300 Wohnungen mit einer Wohnfläche von 19 000 Quadratmetern. Insgesamt will die Deutsche Annington acht Millionen Euro in seine Bremer Immobilien stecken.

Dass viele Mieter einen Schock bekommen, das könnte in Zukunft öfter passieren. Sollte die Deutsche Annington in den Dax aufgenommen werden, müsste der Konzern weiterhin gut Zahlen vorlegen, um auch nachhaltig Teil des Leitindex zu bleiben. Das geht aber nur durch Wachstum. In den vergangenen Jahren ist das vor allem durch Zukauf von Wohnungen passiert, wie etwa durch die Übernahme der Vitus-Gruppe oder der Gagfah im März dieses Jahres. Experten schätzen den Markt aber als begrenzt ein; Möglichkeiten fürs Wachstum sehen sie entweder in der Übernahme von Konkurrenten oder durch weitere Investitionen in den Bestand – um so eine Möglichkeit zu haben, die Mieten zu erhöhen.

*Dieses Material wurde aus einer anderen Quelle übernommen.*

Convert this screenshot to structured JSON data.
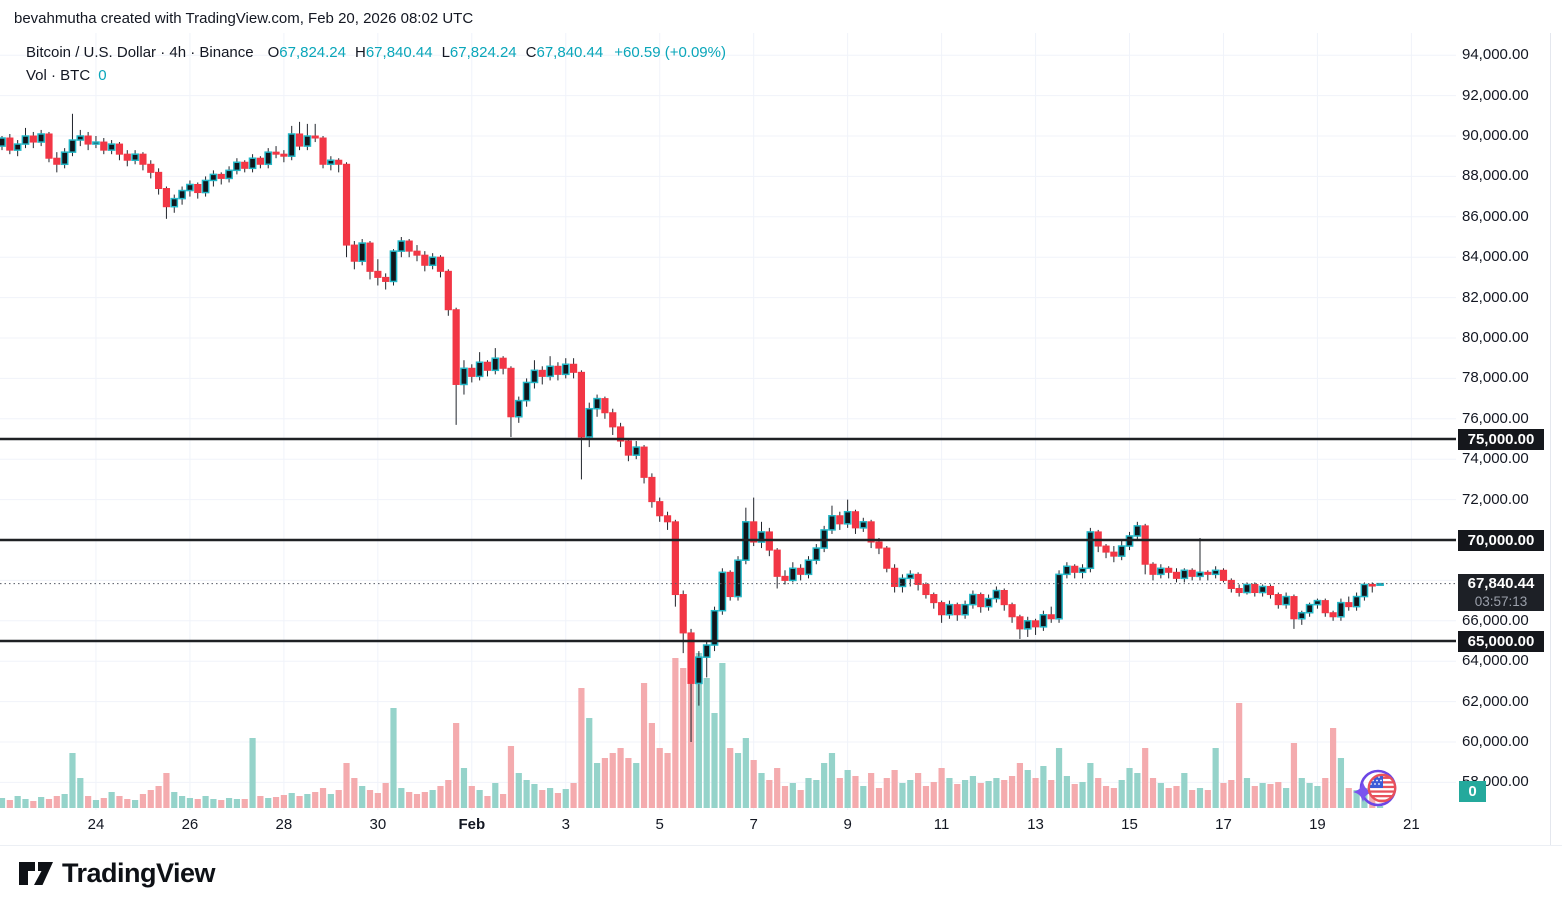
{
  "header": {
    "attribution": "bevahmutha created with TradingView.com, Feb 20, 2026 08:02 UTC"
  },
  "legend": {
    "symbol_title": "Bitcoin / U.S. Dollar · 4h · Binance",
    "o_label": "O",
    "o_value": "67,824.24",
    "h_label": "H",
    "h_value": "67,840.44",
    "l_label": "L",
    "l_value": "67,824.24",
    "c_label": "C",
    "c_value": "67,840.44",
    "change": "+60.59 (+0.09%)",
    "vol_label": "Vol · BTC",
    "vol_value": "0"
  },
  "footer": {
    "logo_text": "TradingView"
  },
  "colors": {
    "up_border": "#22b6c6",
    "up_fill": "#10151b",
    "down": "#f23645",
    "wick": "#20242b",
    "volume_up": "#95d3ca",
    "volume_down": "#f4abae",
    "grid": "#f0f3fa",
    "level_line": "#1f2124",
    "accent_text": "#0aa6ba",
    "badge_dark": "#15171c",
    "price_badge_bg": "#1d2026",
    "volume_badge_bg": "#24a99c",
    "axis_text": "#131722"
  },
  "chart_data": {
    "type": "candlestick",
    "title": "Bitcoin / U.S. Dollar · 4h · Binance",
    "symbol": "BTCUSD",
    "interval": "4h",
    "exchange": "Binance",
    "grid": true,
    "last_price": 67840.44,
    "last_price_label": "67,840.44",
    "countdown": "03:57:13",
    "volume_axis_value": "0",
    "candle_value_scale": 1000,
    "x_axis": {
      "start": "Jan 22",
      "candles_per_day": 6,
      "labels": [
        {
          "label": "24",
          "index": 12
        },
        {
          "label": "26",
          "index": 24
        },
        {
          "label": "28",
          "index": 36
        },
        {
          "label": "30",
          "index": 48
        },
        {
          "label": "Feb",
          "index": 60,
          "emphasis": true
        },
        {
          "label": "3",
          "index": 72
        },
        {
          "label": "5",
          "index": 84
        },
        {
          "label": "7",
          "index": 96
        },
        {
          "label": "9",
          "index": 108
        },
        {
          "label": "11",
          "index": 120
        },
        {
          "label": "13",
          "index": 132
        },
        {
          "label": "15",
          "index": 144
        },
        {
          "label": "17",
          "index": 156
        },
        {
          "label": "19",
          "index": 168
        },
        {
          "label": "21",
          "index": 180
        }
      ]
    },
    "y_axis": {
      "range": [
        56600,
        95100
      ],
      "ticks": [
        {
          "label": "94,000.00",
          "value": 94000
        },
        {
          "label": "92,000.00",
          "value": 92000
        },
        {
          "label": "90,000.00",
          "value": 90000
        },
        {
          "label": "88,000.00",
          "value": 88000
        },
        {
          "label": "86,000.00",
          "value": 86000
        },
        {
          "label": "84,000.00",
          "value": 84000
        },
        {
          "label": "82,000.00",
          "value": 82000
        },
        {
          "label": "80,000.00",
          "value": 80000
        },
        {
          "label": "78,000.00",
          "value": 78000
        },
        {
          "label": "76,000.00",
          "value": 76000
        },
        {
          "label": "74,000.00",
          "value": 74000
        },
        {
          "label": "72,000.00",
          "value": 72000
        },
        {
          "label": "66,000.00",
          "value": 66000
        },
        {
          "label": "64,000.00",
          "value": 64000
        },
        {
          "label": "62,000.00",
          "value": 62000
        },
        {
          "label": "60,000.00",
          "value": 60000
        },
        {
          "label": "58,000.00",
          "value": 58000
        }
      ]
    },
    "horizontal_lines": [
      {
        "value": 75000,
        "label": "75,000.00"
      },
      {
        "value": 70000,
        "label": "70,000.00"
      },
      {
        "value": 65000,
        "label": "65,000.00"
      }
    ],
    "candles": [
      [
        89.5,
        90.0,
        89.3,
        89.9,
        10
      ],
      [
        89.9,
        90.1,
        89.1,
        89.3,
        8
      ],
      [
        89.3,
        89.8,
        89.0,
        89.6,
        12
      ],
      [
        89.6,
        90.4,
        89.4,
        90.0,
        9
      ],
      [
        90.0,
        90.2,
        89.4,
        89.7,
        7
      ],
      [
        89.7,
        90.3,
        89.5,
        90.1,
        11
      ],
      [
        90.1,
        90.2,
        88.7,
        88.9,
        9
      ],
      [
        88.9,
        89.2,
        88.2,
        88.6,
        12
      ],
      [
        88.6,
        89.4,
        88.4,
        89.2,
        14
      ],
      [
        89.2,
        91.1,
        89.0,
        89.8,
        55
      ],
      [
        89.8,
        90.3,
        89.5,
        90.0,
        30
      ],
      [
        90.0,
        90.2,
        89.3,
        89.6,
        12
      ],
      [
        89.6,
        90.0,
        89.4,
        89.7,
        8
      ],
      [
        89.7,
        89.9,
        89.1,
        89.3,
        10
      ],
      [
        89.3,
        89.8,
        89.1,
        89.6,
        16
      ],
      [
        89.6,
        89.7,
        88.8,
        89.1,
        12
      ],
      [
        89.1,
        89.3,
        88.5,
        88.8,
        9
      ],
      [
        88.8,
        89.3,
        88.6,
        89.1,
        8
      ],
      [
        89.1,
        89.2,
        88.3,
        88.6,
        14
      ],
      [
        88.6,
        88.8,
        87.9,
        88.2,
        18
      ],
      [
        88.2,
        88.4,
        87.1,
        87.4,
        22
      ],
      [
        87.4,
        87.5,
        85.9,
        86.5,
        35
      ],
      [
        86.5,
        87.1,
        86.2,
        86.9,
        16
      ],
      [
        86.9,
        87.5,
        86.6,
        87.3,
        12
      ],
      [
        87.3,
        87.8,
        87.0,
        87.6,
        10
      ],
      [
        87.6,
        87.7,
        86.9,
        87.2,
        9
      ],
      [
        87.2,
        88.0,
        87.0,
        87.8,
        12
      ],
      [
        87.8,
        88.3,
        87.5,
        88.1,
        9
      ],
      [
        88.1,
        88.2,
        87.6,
        87.9,
        8
      ],
      [
        87.9,
        88.5,
        87.7,
        88.3,
        10
      ],
      [
        88.3,
        88.9,
        88.1,
        88.7,
        9
      ],
      [
        88.7,
        88.8,
        88.2,
        88.4,
        9
      ],
      [
        88.4,
        89.1,
        88.2,
        88.9,
        70
      ],
      [
        88.9,
        89.0,
        88.4,
        88.6,
        12
      ],
      [
        88.6,
        89.4,
        88.4,
        89.2,
        10
      ],
      [
        89.2,
        89.5,
        88.9,
        89.1,
        11
      ],
      [
        89.1,
        89.3,
        88.7,
        89.0,
        13
      ],
      [
        89.0,
        90.5,
        88.8,
        90.1,
        15
      ],
      [
        90.1,
        90.7,
        89.3,
        89.5,
        12
      ],
      [
        89.5,
        90.6,
        89.3,
        90.0,
        14
      ],
      [
        90.0,
        90.6,
        89.7,
        89.9,
        16
      ],
      [
        89.9,
        90.0,
        88.4,
        88.6,
        20
      ],
      [
        88.6,
        89.0,
        88.3,
        88.8,
        14
      ],
      [
        88.8,
        88.9,
        88.2,
        88.6,
        18
      ],
      [
        88.6,
        88.7,
        84.0,
        84.6,
        45
      ],
      [
        84.6,
        84.8,
        83.4,
        83.8,
        30
      ],
      [
        83.8,
        84.9,
        83.6,
        84.7,
        22
      ],
      [
        84.7,
        84.8,
        82.9,
        83.3,
        18
      ],
      [
        83.3,
        83.9,
        82.6,
        83.0,
        15
      ],
      [
        83.0,
        83.2,
        82.4,
        82.8,
        25
      ],
      [
        82.8,
        84.4,
        82.6,
        84.3,
        100
      ],
      [
        84.3,
        85.0,
        84.0,
        84.8,
        20
      ],
      [
        84.8,
        84.9,
        84.0,
        84.3,
        16
      ],
      [
        84.3,
        84.6,
        83.8,
        84.1,
        14
      ],
      [
        84.1,
        84.3,
        83.3,
        83.6,
        16
      ],
      [
        83.6,
        84.2,
        83.4,
        84.0,
        18
      ],
      [
        84.0,
        84.1,
        83.0,
        83.3,
        22
      ],
      [
        83.3,
        83.4,
        81.1,
        81.4,
        28
      ],
      [
        81.4,
        81.5,
        75.7,
        77.7,
        85
      ],
      [
        77.7,
        78.9,
        77.2,
        78.5,
        40
      ],
      [
        78.5,
        78.7,
        77.8,
        78.1,
        22
      ],
      [
        78.1,
        79.3,
        77.9,
        78.8,
        18
      ],
      [
        78.8,
        78.9,
        78.1,
        78.4,
        12
      ],
      [
        78.4,
        79.5,
        78.2,
        79.0,
        25
      ],
      [
        79.0,
        79.1,
        78.2,
        78.5,
        14
      ],
      [
        78.5,
        78.6,
        75.1,
        76.1,
        62
      ],
      [
        76.1,
        77.1,
        75.8,
        76.9,
        35
      ],
      [
        76.9,
        78.0,
        76.6,
        77.8,
        28
      ],
      [
        77.8,
        78.9,
        77.5,
        78.4,
        24
      ],
      [
        78.4,
        78.6,
        77.7,
        78.1,
        18
      ],
      [
        78.1,
        79.1,
        77.9,
        78.6,
        20
      ],
      [
        78.6,
        78.8,
        77.9,
        78.2,
        15
      ],
      [
        78.2,
        79.0,
        78.0,
        78.7,
        19
      ],
      [
        78.7,
        79.0,
        78.0,
        78.3,
        25
      ],
      [
        78.3,
        78.4,
        73.0,
        75.1,
        120
      ],
      [
        75.1,
        76.8,
        74.6,
        76.5,
        90
      ],
      [
        76.5,
        77.2,
        76.1,
        77.0,
        45
      ],
      [
        77.0,
        77.1,
        76.0,
        76.3,
        50
      ],
      [
        76.3,
        76.5,
        75.2,
        75.6,
        55
      ],
      [
        75.6,
        75.8,
        74.6,
        74.9,
        60
      ],
      [
        74.9,
        75.0,
        73.9,
        74.2,
        50
      ],
      [
        74.2,
        74.9,
        74.0,
        74.6,
        45
      ],
      [
        74.6,
        74.7,
        72.8,
        73.1,
        125
      ],
      [
        73.1,
        73.3,
        71.6,
        71.9,
        85
      ],
      [
        71.9,
        72.1,
        70.9,
        71.2,
        60
      ],
      [
        71.2,
        71.4,
        70.5,
        70.9,
        55
      ],
      [
        70.9,
        71.0,
        66.7,
        67.3,
        150
      ],
      [
        67.3,
        67.5,
        64.4,
        65.4,
        140
      ],
      [
        65.4,
        65.6,
        60.0,
        62.9,
        160
      ],
      [
        62.9,
        64.5,
        61.8,
        64.2,
        155
      ],
      [
        64.2,
        65.0,
        63.2,
        64.8,
        130
      ],
      [
        64.8,
        66.7,
        64.5,
        66.5,
        95
      ],
      [
        66.5,
        68.6,
        66.3,
        68.4,
        145
      ],
      [
        68.4,
        68.5,
        67.0,
        67.2,
        60
      ],
      [
        67.2,
        69.2,
        67.0,
        69.0,
        55
      ],
      [
        69.0,
        71.6,
        68.8,
        70.9,
        70
      ],
      [
        70.9,
        72.1,
        69.7,
        69.9,
        48
      ],
      [
        69.9,
        70.9,
        69.6,
        70.4,
        35
      ],
      [
        70.4,
        70.6,
        69.2,
        69.5,
        28
      ],
      [
        69.5,
        69.6,
        67.6,
        68.2,
        40
      ],
      [
        68.2,
        68.5,
        67.8,
        68.0,
        22
      ],
      [
        68.0,
        68.9,
        67.9,
        68.6,
        25
      ],
      [
        68.6,
        68.8,
        68.0,
        68.3,
        18
      ],
      [
        68.3,
        69.2,
        68.1,
        69.0,
        30
      ],
      [
        69.0,
        69.8,
        68.8,
        69.6,
        28
      ],
      [
        69.6,
        70.7,
        69.4,
        70.5,
        45
      ],
      [
        70.5,
        71.7,
        70.3,
        71.2,
        55
      ],
      [
        71.2,
        71.4,
        70.5,
        70.8,
        30
      ],
      [
        70.8,
        72.0,
        70.6,
        71.4,
        38
      ],
      [
        71.4,
        71.5,
        70.3,
        70.6,
        32
      ],
      [
        70.6,
        71.1,
        70.4,
        70.9,
        22
      ],
      [
        70.9,
        71.0,
        69.6,
        69.9,
        35
      ],
      [
        69.9,
        70.1,
        69.3,
        69.6,
        20
      ],
      [
        69.6,
        69.7,
        68.4,
        68.6,
        30
      ],
      [
        68.6,
        68.8,
        67.4,
        67.7,
        38
      ],
      [
        67.7,
        68.3,
        67.4,
        68.1,
        25
      ],
      [
        68.1,
        68.5,
        67.7,
        68.3,
        28
      ],
      [
        68.3,
        68.4,
        67.5,
        67.8,
        35
      ],
      [
        67.8,
        67.9,
        67.1,
        67.3,
        22
      ],
      [
        67.3,
        67.4,
        66.6,
        66.9,
        26
      ],
      [
        66.9,
        67.0,
        65.9,
        66.3,
        40
      ],
      [
        66.3,
        67.0,
        66.1,
        66.8,
        30
      ],
      [
        66.8,
        66.9,
        66.0,
        66.3,
        24
      ],
      [
        66.3,
        67.0,
        66.1,
        66.8,
        28
      ],
      [
        66.8,
        67.5,
        66.6,
        67.3,
        32
      ],
      [
        67.3,
        67.4,
        66.4,
        66.7,
        25
      ],
      [
        66.7,
        67.3,
        66.5,
        67.1,
        27
      ],
      [
        67.1,
        67.7,
        66.9,
        67.5,
        30
      ],
      [
        67.5,
        67.6,
        66.5,
        66.8,
        28
      ],
      [
        66.8,
        66.9,
        65.9,
        66.2,
        32
      ],
      [
        66.2,
        66.3,
        65.1,
        65.6,
        45
      ],
      [
        65.6,
        66.2,
        65.2,
        66.0,
        38
      ],
      [
        66.0,
        66.1,
        65.3,
        65.7,
        30
      ],
      [
        65.7,
        66.5,
        65.5,
        66.3,
        42
      ],
      [
        66.3,
        66.7,
        65.9,
        66.1,
        28
      ],
      [
        66.1,
        68.5,
        65.9,
        68.3,
        60
      ],
      [
        68.3,
        68.9,
        68.1,
        68.7,
        32
      ],
      [
        68.7,
        68.8,
        68.1,
        68.4,
        24
      ],
      [
        68.4,
        68.8,
        68.1,
        68.6,
        26
      ],
      [
        68.6,
        70.6,
        68.4,
        70.4,
        45
      ],
      [
        70.4,
        70.5,
        69.4,
        69.7,
        30
      ],
      [
        69.7,
        69.8,
        69.1,
        69.4,
        22
      ],
      [
        69.4,
        69.7,
        68.9,
        69.2,
        20
      ],
      [
        69.2,
        70.0,
        69.0,
        69.7,
        28
      ],
      [
        69.7,
        70.4,
        69.5,
        70.2,
        40
      ],
      [
        70.2,
        70.9,
        70.0,
        70.7,
        35
      ],
      [
        70.7,
        70.8,
        68.3,
        68.8,
        60
      ],
      [
        68.8,
        68.9,
        68.0,
        68.3,
        30
      ],
      [
        68.3,
        68.8,
        68.1,
        68.6,
        25
      ],
      [
        68.6,
        68.7,
        68.1,
        68.4,
        20
      ],
      [
        68.4,
        68.6,
        67.9,
        68.1,
        22
      ],
      [
        68.1,
        68.6,
        67.9,
        68.5,
        35
      ],
      [
        68.5,
        68.6,
        68.0,
        68.2,
        18
      ],
      [
        68.2,
        70.1,
        68.0,
        68.4,
        20
      ],
      [
        68.4,
        68.5,
        68.0,
        68.3,
        18
      ],
      [
        68.3,
        68.7,
        68.1,
        68.5,
        60
      ],
      [
        68.5,
        68.6,
        67.9,
        68.0,
        25
      ],
      [
        68.0,
        68.1,
        67.4,
        67.6,
        28
      ],
      [
        67.6,
        67.8,
        67.2,
        67.4,
        105
      ],
      [
        67.4,
        67.9,
        67.3,
        67.8,
        30
      ],
      [
        67.8,
        67.9,
        67.2,
        67.4,
        22
      ],
      [
        67.4,
        67.8,
        67.2,
        67.7,
        25
      ],
      [
        67.7,
        67.8,
        67.1,
        67.3,
        24
      ],
      [
        67.3,
        67.4,
        66.6,
        66.8,
        26
      ],
      [
        66.8,
        67.4,
        66.6,
        67.2,
        20
      ],
      [
        67.2,
        67.3,
        65.6,
        66.1,
        65
      ],
      [
        66.1,
        66.5,
        65.8,
        66.4,
        30
      ],
      [
        66.4,
        66.9,
        66.2,
        66.8,
        25
      ],
      [
        66.8,
        67.1,
        66.6,
        67.0,
        22
      ],
      [
        67.0,
        67.1,
        66.2,
        66.4,
        30
      ],
      [
        66.4,
        66.5,
        66.0,
        66.2,
        80
      ],
      [
        66.2,
        67.1,
        66.0,
        66.9,
        50
      ],
      [
        66.9,
        67.2,
        66.5,
        66.7,
        20
      ],
      [
        66.7,
        67.4,
        66.5,
        67.2,
        18
      ],
      [
        67.2,
        67.9,
        67.0,
        67.8,
        20
      ],
      [
        67.8,
        67.9,
        67.4,
        67.78,
        15
      ],
      [
        67.82,
        67.85,
        67.78,
        67.84,
        2
      ]
    ]
  }
}
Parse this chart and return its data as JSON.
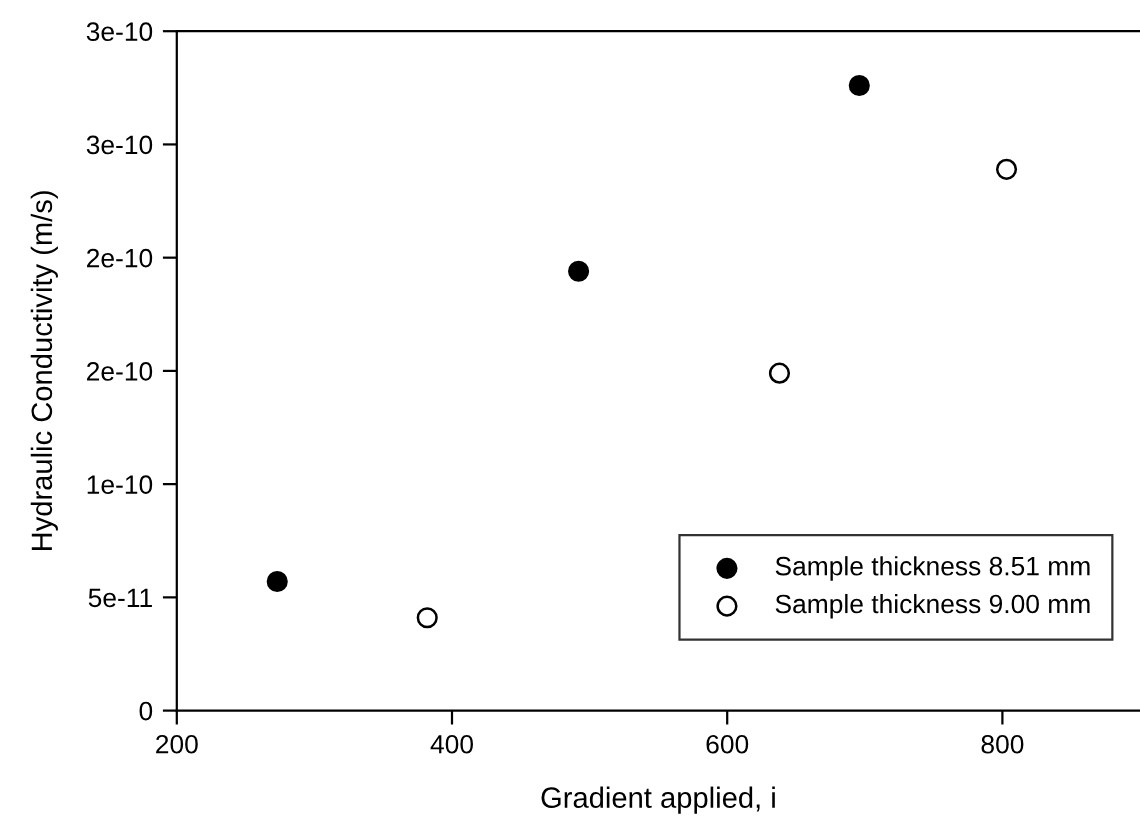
{
  "chart_data": {
    "type": "scatter",
    "xlabel": "Gradient applied, i",
    "ylabel": "Hydraulic Conductivity (m/s)",
    "xlim": [
      200,
      900
    ],
    "xticks": [
      200,
      400,
      600,
      800
    ],
    "ylim": [
      0,
      3e-10
    ],
    "yticks": [
      {
        "value": 0,
        "label": "0"
      },
      {
        "value": 5e-11,
        "label": "5e-11"
      },
      {
        "value": 1e-10,
        "label": "1e-10"
      },
      {
        "value": 1.5e-10,
        "label": "2e-10"
      },
      {
        "value": 2e-10,
        "label": "2e-10"
      },
      {
        "value": 2.5e-10,
        "label": "3e-10"
      },
      {
        "value": 3e-10,
        "label": "3e-10"
      }
    ],
    "grid": false,
    "legend": "bottom right",
    "marker": "circle",
    "series": [
      {
        "name": "Sample thickness 8.51 mm",
        "color": "#000000",
        "x": [
          273,
          492,
          696
        ],
        "values": [
          5.7e-11,
          1.94e-10,
          2.76e-10
        ]
      },
      {
        "name": "Sample thickness 9.00 mm",
        "color": "#ffffff",
        "x": [
          382,
          638,
          803
        ],
        "values": [
          4.1e-11,
          1.49e-10,
          2.39e-10
        ]
      }
    ]
  }
}
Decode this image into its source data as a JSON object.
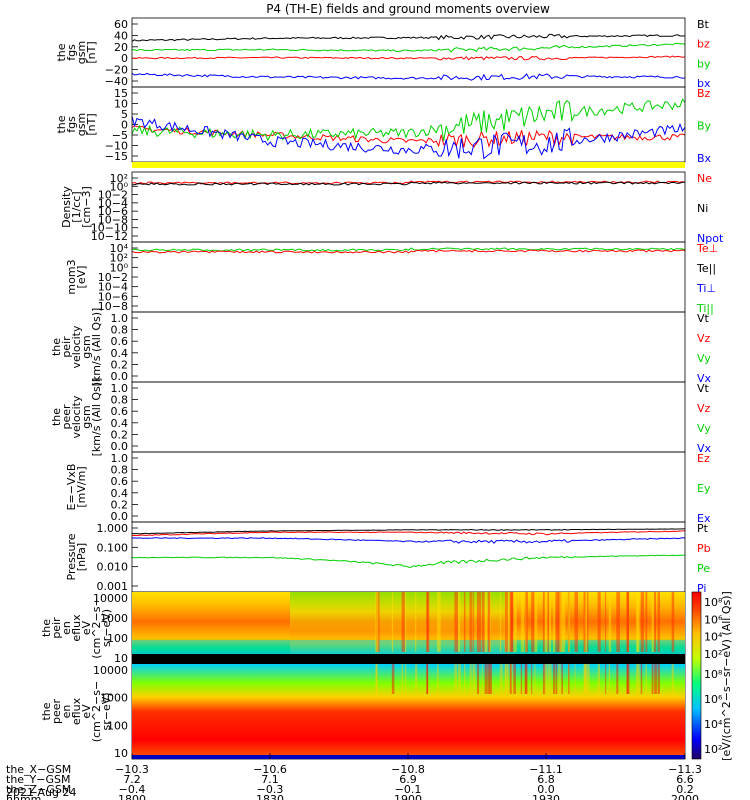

Problematisch könnte für den Bochumer Konzern zudem die geplante Heuschreckensteuer in Bremen werden. Sie sieht vor, dass Immobilienkonzerne mit 100 oder 150 zusammenhängenden Wohneinheiten mehr Grunderwerbssteuer zahlen sollen. Von 5,5 Prozent könnte der Satz auf 19 Prozent steigen. Anlass für die Pläne ist der Ankauf von etwa 600 Wohnungen im sozialen Brennpunkt „Grohner Düne“ in Bremen-Nord durch den Konzern Grand City Property. Solche Geschäfte sollen durch die Heuschreckensteuer unattraktiver werden. „Wir reden hier über einen massiven Eingriff ins Eigentumsrecht“, sagte Rolf Buch, Vorstandsvorsitzender der Deutschen Annington, am Mittwoch im „Handelsblatt“. Man müsse zudem gucken, ob so ein Gesetz verfassungsrechtlich überhaupt passe.